Currently, for each stream we track the idle status: a stream is either active, or idle. With keyed idle messages, the status could be "queue is active for key=0 and idle for key=1". Or in other words "queue is partially idle". This doesn't make sense: an event has all timestamps, so if there is an event, the stream is not idle or partially idle, but active.
Therefore, we should ignore the key in the idle messages. An idle message with any key will mark the stream as idle, and the stream will be excluded from coalescing for all keys.
In the implementation it might be useful to only allow idle message with key=0 - the above design will be more apparent in the code.
Let's inspect the behavior in a couple of common examples to confirm its correctness.
-aggr
--merge
---join
----scan1
----scan2
---scan3
If both scan1 and scan2 are idle, join will be marked as idle, even though
scan1 and scan2 have a different watermark key. The merge operator will
exclude the join from WM coalescing, and will directly forward the watermarks
from scan3. This will enable the aggr operator to use those watermarks and
produce output.
In this example, the idle messages help to make progress if some input of the
merge operator has no data.
Note that the merge operator is a prototype of merging homogenous streams. Such
merging happens also when merging multiple streams contributing to a single DAG
edge, for example when the scan1 vertex is backed by multiple processors. It
shows that the algorithm helps also in that case.
-joinOuter
--joinInner
---scan1
---scan2
--scan3
joinInner will be idle if both its input scans are idle, even though each of
the scans uses a different WM key. joinInner will send the idle message with
key=0 (as the only possible key for an idle message).

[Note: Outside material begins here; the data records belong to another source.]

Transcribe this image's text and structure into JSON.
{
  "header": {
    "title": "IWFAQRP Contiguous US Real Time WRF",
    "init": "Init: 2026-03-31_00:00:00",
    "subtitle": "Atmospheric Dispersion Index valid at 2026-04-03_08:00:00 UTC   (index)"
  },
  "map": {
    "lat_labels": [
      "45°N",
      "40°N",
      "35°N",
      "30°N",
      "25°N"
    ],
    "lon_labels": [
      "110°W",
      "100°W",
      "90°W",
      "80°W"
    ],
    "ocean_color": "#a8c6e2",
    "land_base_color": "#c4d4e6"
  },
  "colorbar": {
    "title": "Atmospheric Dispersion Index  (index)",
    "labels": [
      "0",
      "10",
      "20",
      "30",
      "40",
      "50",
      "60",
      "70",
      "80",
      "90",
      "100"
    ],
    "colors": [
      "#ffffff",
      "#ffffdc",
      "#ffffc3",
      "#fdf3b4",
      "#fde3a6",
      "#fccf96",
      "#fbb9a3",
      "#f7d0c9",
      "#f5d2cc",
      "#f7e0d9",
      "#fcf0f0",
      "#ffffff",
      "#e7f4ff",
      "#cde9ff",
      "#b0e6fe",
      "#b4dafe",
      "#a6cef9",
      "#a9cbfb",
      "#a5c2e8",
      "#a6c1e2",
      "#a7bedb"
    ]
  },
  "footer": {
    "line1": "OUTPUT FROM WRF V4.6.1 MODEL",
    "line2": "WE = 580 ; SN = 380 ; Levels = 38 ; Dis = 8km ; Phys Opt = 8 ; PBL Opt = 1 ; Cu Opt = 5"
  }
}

joinOuter has two inputs: joinInner and scan3. joinInner will be marked
as idle and no event or watermark will come from it. joinOuter will be unable
to make any progress as it will be blocked by joinInner not producing any data
(it's a stream-to-stream join, the stream-to-batch or batch-to-batch joins don't
use watermarks). Moreover, joinOuter will buffer data from scan3 forever,
until joinInner is active again and sends some watermark.
This scenario seems problematic, but it's not caused by the idle mechanism. It's caused by the fact that one side of the join doesn't advance. It would be the same without any idle stream handling. It only shows that excluding idle streams from coalescing doesn't help here.